Perfino il senso dell’architettura di Tóth, fino ad allora lasciato intuire allo spettatore attraverso le gesta del suo creatore, viene spiattellato, mescolandolo a porzioni del passato di Tóth di cui peraltro allo spettatore non era stato rivelato niente. Da un certo momento in poi, Brady ha smesso di fidarsi di se stesso e dell’acume dei suoi spettatori. E, malgrado uscendo dalla sala molti continuavano a esclamare un elegante “che bomba”, l’applauso finale è durato poco ed era ben più fievole di quello che aveva accolto l’intervallo. 
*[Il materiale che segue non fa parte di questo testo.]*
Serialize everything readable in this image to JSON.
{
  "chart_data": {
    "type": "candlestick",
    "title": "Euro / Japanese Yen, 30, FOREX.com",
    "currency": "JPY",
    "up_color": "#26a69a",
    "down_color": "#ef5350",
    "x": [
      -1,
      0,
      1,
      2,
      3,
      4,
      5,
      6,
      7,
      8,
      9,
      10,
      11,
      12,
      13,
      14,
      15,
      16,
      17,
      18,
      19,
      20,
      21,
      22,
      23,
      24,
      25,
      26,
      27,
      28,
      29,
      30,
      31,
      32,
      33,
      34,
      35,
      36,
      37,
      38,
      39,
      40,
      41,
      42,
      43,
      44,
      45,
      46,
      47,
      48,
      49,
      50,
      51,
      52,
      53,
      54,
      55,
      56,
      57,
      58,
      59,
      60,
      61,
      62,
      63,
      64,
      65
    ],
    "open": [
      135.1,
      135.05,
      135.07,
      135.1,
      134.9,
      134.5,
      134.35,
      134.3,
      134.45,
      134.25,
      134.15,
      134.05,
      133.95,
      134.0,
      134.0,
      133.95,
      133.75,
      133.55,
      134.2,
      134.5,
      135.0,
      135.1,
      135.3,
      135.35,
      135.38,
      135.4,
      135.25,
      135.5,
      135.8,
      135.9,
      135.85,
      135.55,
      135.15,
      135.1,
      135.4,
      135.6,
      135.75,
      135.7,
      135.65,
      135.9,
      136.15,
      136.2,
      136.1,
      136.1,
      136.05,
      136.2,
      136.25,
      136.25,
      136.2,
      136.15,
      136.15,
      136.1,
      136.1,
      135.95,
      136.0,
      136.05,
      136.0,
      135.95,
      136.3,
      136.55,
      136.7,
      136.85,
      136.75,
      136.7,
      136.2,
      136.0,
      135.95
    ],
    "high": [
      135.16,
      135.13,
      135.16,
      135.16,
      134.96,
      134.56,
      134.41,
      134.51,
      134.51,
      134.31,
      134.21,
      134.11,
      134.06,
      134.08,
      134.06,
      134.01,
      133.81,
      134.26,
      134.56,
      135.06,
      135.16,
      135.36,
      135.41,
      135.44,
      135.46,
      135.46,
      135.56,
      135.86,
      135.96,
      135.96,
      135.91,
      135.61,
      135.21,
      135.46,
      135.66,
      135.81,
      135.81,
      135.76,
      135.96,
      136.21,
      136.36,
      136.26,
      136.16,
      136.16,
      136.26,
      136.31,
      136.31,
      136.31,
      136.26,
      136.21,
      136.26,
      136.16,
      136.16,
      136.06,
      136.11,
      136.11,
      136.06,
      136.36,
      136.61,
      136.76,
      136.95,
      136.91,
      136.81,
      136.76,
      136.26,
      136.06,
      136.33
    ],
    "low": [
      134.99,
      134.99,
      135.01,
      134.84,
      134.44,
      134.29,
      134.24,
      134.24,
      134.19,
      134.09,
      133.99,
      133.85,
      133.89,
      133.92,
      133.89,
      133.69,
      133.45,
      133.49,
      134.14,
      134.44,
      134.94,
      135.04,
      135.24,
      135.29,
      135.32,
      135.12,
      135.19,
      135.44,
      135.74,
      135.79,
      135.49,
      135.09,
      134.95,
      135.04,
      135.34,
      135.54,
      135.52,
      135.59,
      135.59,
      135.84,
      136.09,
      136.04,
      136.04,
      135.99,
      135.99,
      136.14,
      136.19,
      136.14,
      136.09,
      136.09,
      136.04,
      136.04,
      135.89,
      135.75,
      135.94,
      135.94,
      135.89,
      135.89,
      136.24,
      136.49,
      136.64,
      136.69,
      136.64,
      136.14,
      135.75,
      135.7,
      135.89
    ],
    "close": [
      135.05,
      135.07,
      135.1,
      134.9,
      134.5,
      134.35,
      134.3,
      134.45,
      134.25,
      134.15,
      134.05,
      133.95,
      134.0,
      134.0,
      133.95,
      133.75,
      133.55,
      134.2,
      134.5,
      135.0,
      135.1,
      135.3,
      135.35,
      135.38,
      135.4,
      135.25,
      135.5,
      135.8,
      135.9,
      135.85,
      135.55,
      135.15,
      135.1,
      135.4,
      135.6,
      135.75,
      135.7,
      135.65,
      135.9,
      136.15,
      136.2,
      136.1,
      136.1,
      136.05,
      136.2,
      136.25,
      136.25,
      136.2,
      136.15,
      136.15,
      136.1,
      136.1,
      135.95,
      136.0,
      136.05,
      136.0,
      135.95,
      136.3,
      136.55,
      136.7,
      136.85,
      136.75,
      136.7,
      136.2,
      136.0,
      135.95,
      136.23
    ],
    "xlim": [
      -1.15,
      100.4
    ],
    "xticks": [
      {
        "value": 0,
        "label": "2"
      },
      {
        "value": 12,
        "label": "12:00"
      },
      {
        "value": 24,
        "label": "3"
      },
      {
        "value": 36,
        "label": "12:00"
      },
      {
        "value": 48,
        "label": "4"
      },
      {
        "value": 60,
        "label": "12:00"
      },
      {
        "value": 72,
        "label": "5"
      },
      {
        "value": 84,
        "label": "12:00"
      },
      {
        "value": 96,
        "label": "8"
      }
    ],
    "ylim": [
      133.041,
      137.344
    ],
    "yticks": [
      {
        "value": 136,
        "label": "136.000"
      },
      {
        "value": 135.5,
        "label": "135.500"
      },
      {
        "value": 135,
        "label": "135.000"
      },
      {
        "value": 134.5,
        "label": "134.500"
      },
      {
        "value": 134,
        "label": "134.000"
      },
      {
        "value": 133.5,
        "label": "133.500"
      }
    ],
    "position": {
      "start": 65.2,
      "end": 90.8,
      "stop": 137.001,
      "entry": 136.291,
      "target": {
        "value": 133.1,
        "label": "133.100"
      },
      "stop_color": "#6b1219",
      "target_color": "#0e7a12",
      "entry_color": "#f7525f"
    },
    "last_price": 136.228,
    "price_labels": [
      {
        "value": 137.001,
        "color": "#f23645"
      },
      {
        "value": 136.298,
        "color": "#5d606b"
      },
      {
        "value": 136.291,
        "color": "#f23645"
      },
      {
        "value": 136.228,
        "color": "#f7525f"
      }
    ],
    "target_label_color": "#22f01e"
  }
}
A cena in un ristorante del Lido, accanto al nostro tavolo, due signori distinti parlavano animatamente del film, dicendo più o meno le stesse cose che pensavamo noi. Ci siamo uniti alla conversazione, e uno dei due giustamente diceva che rimane comunque, quasi sicuramente, il film più bello in concorso. Probabile che sia così. Eppure è più difficile fare i conti con un film meraviglioso che diventa medio di quanto non lo sia farli con uno che nasce già con poche pretese. Un po’ come capita con l’amore. 

Irene Graziosi

Irene Graziosi è autrice, scrittrice e vicedirettrice di Lucy. Il suo ultimo romanzo è Il profilo dell’altra (Edizioni E/O, 2022).